The United States is revising its decision to exit Syria.
Washington initially hoped to complete the withdrawal by April or, at the latest, the summer months. Yet the White House announced last week that 200 U.S. troops would remain on the ground for an unspecified amount of time to promote peace.
The Trump administration also reaffirmed its commitment to work with Turkey on the proposed safe zone. Interestingly enough, that announcement – like the U.S. decision to withdraw – came after a phone call between U.S. President Donald Trump and President Recep Tayyip Erdogan, his Turkish counterpart. Shortly before the announcement, the Europeans had made it clear that they would not remain in Syria if the United States were to leave.
How do we make sense of Washington's revised plan? Is the reduction of U.S. troops in Syria from 2,000 to 200 an attempt to slow down the withdrawal or a temporary measure to manage the challenges of setting up a safe zone? First of all, Washington came to the realization that a rapid and total withdrawal would prevent it from reaching its multiple, contradictory goals simultaneously.
U.S. control of the Syrian airspace just isn't enough to permanently defeat the Islamic State group (Daesh), protect the People's Protection Units (YPG) militants, ensure Turkey's safety, and keep Russia, Iran and the Assad regime away from the vacated territory. Consequently, American decision-makers agreed that Washington needed a military footprint on the ground. It also became clear that there would be no coalition presence in any place without U.S. troops.
At this point, Trump's policy team appears to have exhausted all options – except to create a safe zone together with Turkey. Provided that U.S. military leaders threaten to cut aid to the YPG militants if it were to cooperate with the Assad regime, it seems that handing over the YPG-controlled territory to Russia and the Assad regime is not on the table. Nor is it possible to form a coalition force without the United States. The only remaining alternative is to enforce a safe zone in cooperation with the Turks.
The following, however, remains unclear: Was the decision to keep 200 U.S. troops in Syria an attempt to include the Europeans or work out a gradual solution with Ankara on the YPG problem? Or did Washington seek to meet a demand for protection by the YPG militants? Trump's policy team will reach the conclusion, sooner or later, that setting up a safe zone with Turkey is a necessity. After all, the European presence is a secondary concern and 200 troops won't be able to protect the YPG militants forever.
Until now, Turkey and the United States did not discuss in detail where the safe zone would be and what would happen to the YPG militants. Turkish officials had been waiting for Washington to clarify what they meant by the 20-mile-deep safe zone. Now that the U.S. decided to keep 200 troops on the ground, the Turks will expect their counterparts to make more concrete proposals so that the two sides can engage in negotiations involving alternative plans.

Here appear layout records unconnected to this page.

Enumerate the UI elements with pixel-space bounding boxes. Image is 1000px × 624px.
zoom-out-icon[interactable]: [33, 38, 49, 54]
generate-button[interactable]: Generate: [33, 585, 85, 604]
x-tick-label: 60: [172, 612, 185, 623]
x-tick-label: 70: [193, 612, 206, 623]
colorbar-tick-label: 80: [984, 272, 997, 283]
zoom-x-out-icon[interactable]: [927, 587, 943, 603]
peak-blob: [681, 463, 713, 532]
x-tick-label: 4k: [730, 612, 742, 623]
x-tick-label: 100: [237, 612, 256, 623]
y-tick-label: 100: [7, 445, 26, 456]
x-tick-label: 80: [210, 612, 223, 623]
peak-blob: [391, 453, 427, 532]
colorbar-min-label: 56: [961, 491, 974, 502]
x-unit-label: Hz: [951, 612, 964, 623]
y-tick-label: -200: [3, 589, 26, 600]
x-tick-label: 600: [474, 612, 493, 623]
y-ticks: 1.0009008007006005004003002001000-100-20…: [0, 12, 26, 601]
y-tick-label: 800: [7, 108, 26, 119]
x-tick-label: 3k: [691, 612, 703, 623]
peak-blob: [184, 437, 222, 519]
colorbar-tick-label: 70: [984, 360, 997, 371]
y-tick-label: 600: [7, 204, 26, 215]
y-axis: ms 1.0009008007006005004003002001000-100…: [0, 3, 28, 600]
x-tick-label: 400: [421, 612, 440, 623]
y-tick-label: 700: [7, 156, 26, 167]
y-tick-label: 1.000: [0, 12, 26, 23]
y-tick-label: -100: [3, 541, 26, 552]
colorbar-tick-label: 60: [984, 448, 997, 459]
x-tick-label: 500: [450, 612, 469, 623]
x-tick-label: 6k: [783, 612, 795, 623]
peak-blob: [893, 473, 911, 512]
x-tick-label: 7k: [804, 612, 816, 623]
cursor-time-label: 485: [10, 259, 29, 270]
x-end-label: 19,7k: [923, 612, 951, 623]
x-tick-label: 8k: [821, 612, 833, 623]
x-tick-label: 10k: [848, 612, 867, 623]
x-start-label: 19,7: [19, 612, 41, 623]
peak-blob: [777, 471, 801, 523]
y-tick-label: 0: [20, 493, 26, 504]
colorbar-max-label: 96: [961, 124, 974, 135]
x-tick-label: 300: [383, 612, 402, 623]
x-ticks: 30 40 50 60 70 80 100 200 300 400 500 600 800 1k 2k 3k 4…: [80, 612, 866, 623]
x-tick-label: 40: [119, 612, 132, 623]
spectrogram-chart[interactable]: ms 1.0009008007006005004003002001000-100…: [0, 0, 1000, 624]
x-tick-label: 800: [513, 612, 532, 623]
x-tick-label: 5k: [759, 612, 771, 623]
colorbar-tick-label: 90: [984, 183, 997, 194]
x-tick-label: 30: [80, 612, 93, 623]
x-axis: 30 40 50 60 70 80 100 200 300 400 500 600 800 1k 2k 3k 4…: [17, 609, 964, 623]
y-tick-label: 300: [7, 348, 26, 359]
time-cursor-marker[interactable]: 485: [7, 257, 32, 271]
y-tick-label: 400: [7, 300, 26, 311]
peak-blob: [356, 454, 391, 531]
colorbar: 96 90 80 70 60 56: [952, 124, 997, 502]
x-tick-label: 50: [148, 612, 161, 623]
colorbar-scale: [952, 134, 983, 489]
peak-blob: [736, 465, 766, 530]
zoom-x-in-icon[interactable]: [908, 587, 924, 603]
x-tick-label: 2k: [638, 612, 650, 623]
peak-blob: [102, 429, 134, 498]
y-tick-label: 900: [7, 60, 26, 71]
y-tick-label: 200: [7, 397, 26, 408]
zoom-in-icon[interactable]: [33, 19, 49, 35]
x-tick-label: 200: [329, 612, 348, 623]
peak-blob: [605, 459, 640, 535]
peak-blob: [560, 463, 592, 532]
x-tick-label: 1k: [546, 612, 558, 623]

A visit by the Turkish Defense Minister Hulusi Akar and the Chairman of the Chief of the Turkish Armed Forces, Gen. Yasar Güler, to Washington last week marked possibly the first step in that direction. Several senior U.S. officials are expected to visit Turkey in coming days. Let us hope that those talks will yield positive results.After all, the proposed safe zone creates a window of opportunity for Turkey and the U.S. to find a way out of a particularly tense episode in their relations. The U.S. withdrawal could make it possible for the two nations to repair their relations, which had been strained by the Syrian civil war. Obviously, the S-400 debate must be shelved for now in order to make progress in the safe zone negotiations.